Preoperative use of ACE-I has been thought to contribute to the development of postoperative AKI [1, 2, 5, 6, 8, 20]. The connection between the two has been observed in both cardiac and gastric bypass patient populations but has never been reported in patients undergoing joint arthroplasty. Our patient was chronically treated with lisinopril, an ACE inhibitor, pre- and postoperatively for hypertension. The mechanism by which preoperative ACE-I use compromises renal function is not completely understood, but is thought to be associated with impaired autoregulation of renal blood flow, which may diminish the threshold at which renal injury can occur, allowing for the development of a pre-renal AKI at MAPs that are normally associated with adequate perfusion. In the presence of additional risk factors for AKI, the patient using an ACE-I is at an increased risk for kidney injury [20].
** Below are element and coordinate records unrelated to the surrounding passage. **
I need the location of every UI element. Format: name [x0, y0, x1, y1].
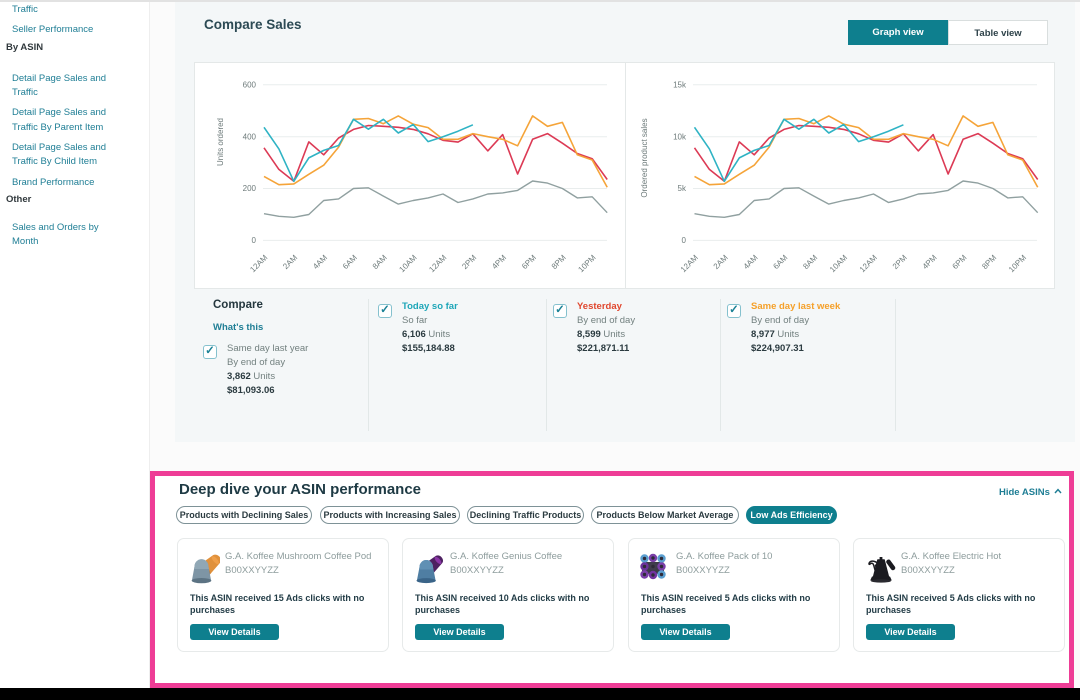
- svg-text:10k: 10k: [673, 132, 687, 141]
- svg-text:12AM: 12AM: [858, 253, 879, 274]
- svg-text:400: 400: [243, 132, 257, 141]
- svg-text:6AM: 6AM: [771, 253, 789, 271]
- svg-text:4AM: 4AM: [311, 253, 329, 271]
- svg-text:12AM: 12AM: [679, 253, 700, 274]
- svg-text:600: 600: [243, 81, 257, 90]
- svg-text:8PM: 8PM: [980, 253, 998, 271]
- svg-text:200: 200: [243, 184, 257, 193]
- svg-text:2PM: 2PM: [891, 253, 909, 271]
- svg-text:12AM: 12AM: [248, 253, 269, 274]
- svg-text:6PM: 6PM: [951, 253, 969, 271]
- svg-text:2PM: 2PM: [460, 253, 478, 271]
- svg-text:Ordered product sales: Ordered product sales: [640, 118, 649, 197]
- svg-text:4PM: 4PM: [490, 253, 508, 271]
- svg-text:6PM: 6PM: [520, 253, 538, 271]
- svg-text:5k: 5k: [678, 184, 687, 193]
- svg-text:10PM: 10PM: [576, 253, 597, 274]
- svg-text:15k: 15k: [673, 81, 687, 90]
- svg-text:2AM: 2AM: [281, 253, 299, 271]
- svg-text:0: 0: [682, 236, 687, 245]
- svg-text:4PM: 4PM: [921, 253, 939, 271]
- svg-text:6AM: 6AM: [341, 253, 359, 271]
- svg-text:4AM: 4AM: [742, 253, 760, 271]
- svg-text:8PM: 8PM: [550, 253, 568, 271]
- svg-text:8AM: 8AM: [801, 253, 819, 271]
- svg-text:12AM: 12AM: [427, 253, 448, 274]
- svg-text:10PM: 10PM: [1007, 253, 1028, 274]
- svg-text:10AM: 10AM: [828, 253, 849, 274]
- svg-text:10AM: 10AM: [397, 253, 418, 274]
- svg-text:Units ordered: Units ordered: [216, 118, 225, 166]
- svg-text:2AM: 2AM: [712, 253, 730, 271]
- svg-text:8AM: 8AM: [371, 253, 389, 271]
- svg-text:0: 0: [252, 236, 257, 245]
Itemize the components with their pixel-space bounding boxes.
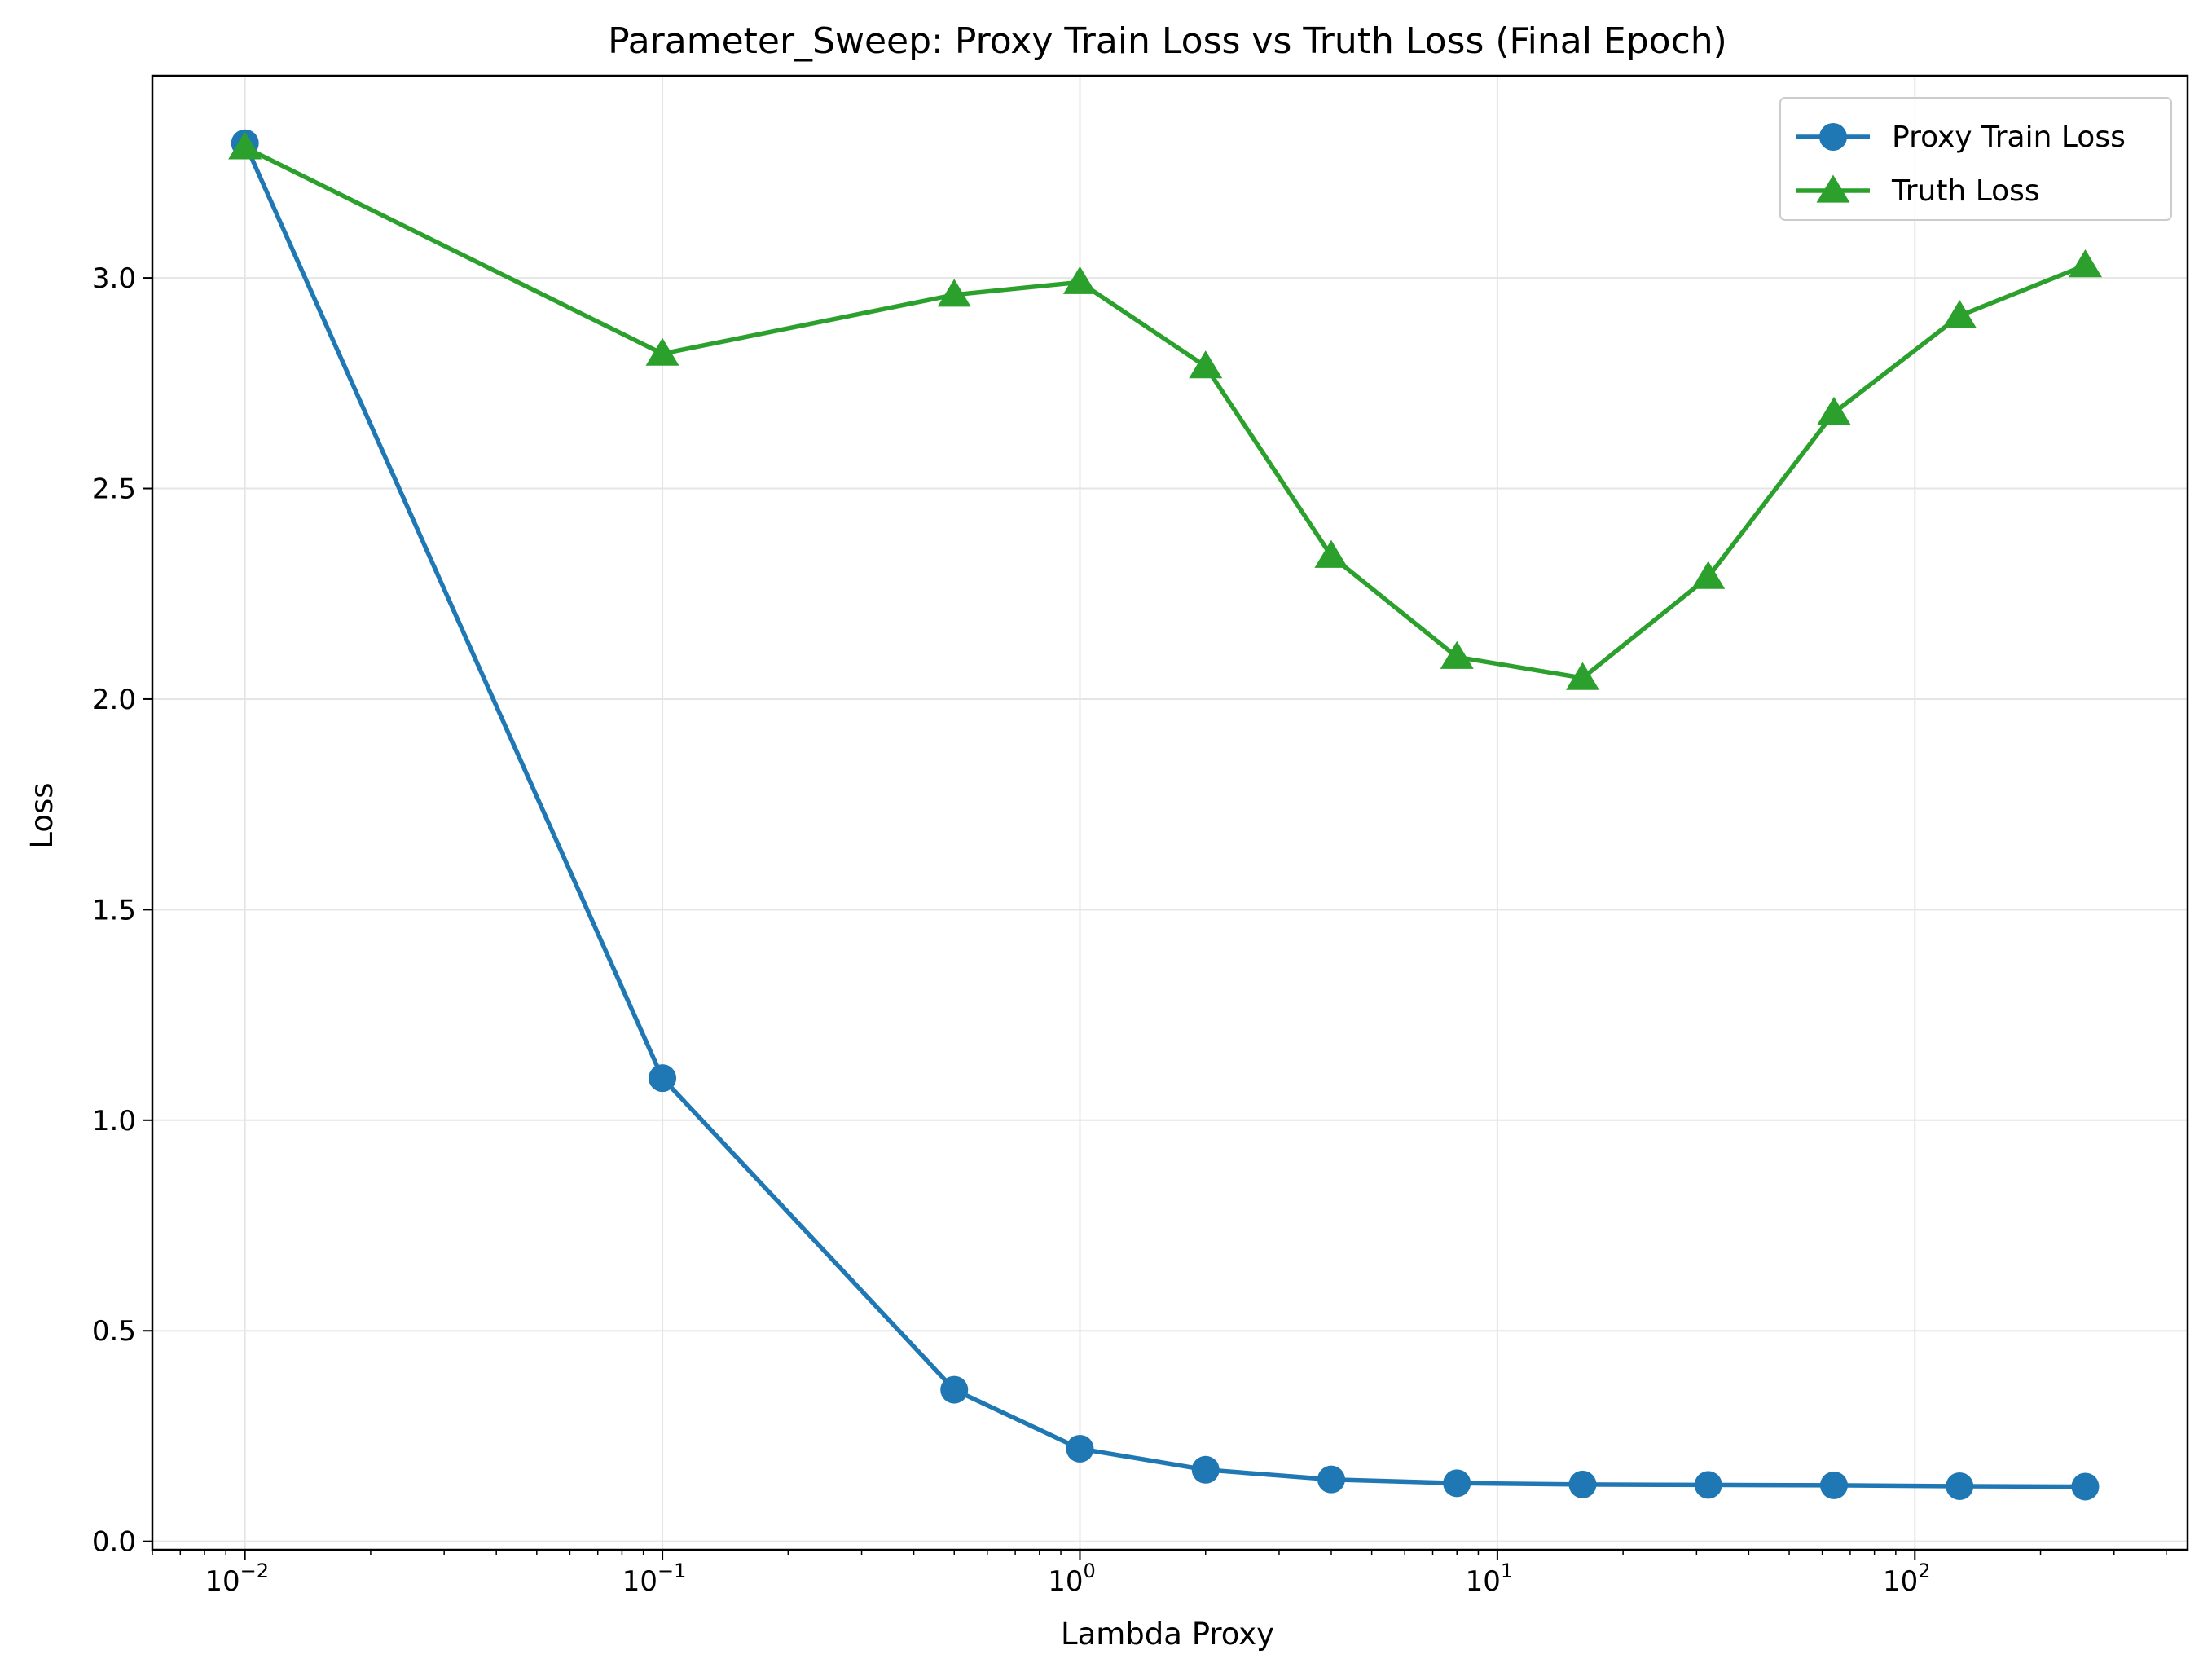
data-point [1565,662,1600,690]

In this case report, we attempt to depict the possible correlation between the use of ACE-I and the development of AKI in a joint arthroplasty patient. Although our patient experienced spontaneous resolution of her AKI, patients often require significant medical intervention, including fluid resuscitation and dialysis. Not only does perioperative AKI adversely impact patient mortality, its treatment carries a large cost. We believe that future larger studies in patient populations with traits similar to the patient described in this case will report results similar to those seen in the cardiac and gastric bypass ACE-I studies. It is imperative that more research be conducted to further investigate this connection and determine if cessation of ACE-I prior to joint arthroplasty would be of benefit in reducing postoperative complications. This case will hopefully serve as a sentinel work, alerting the orthopedic community of this possibility.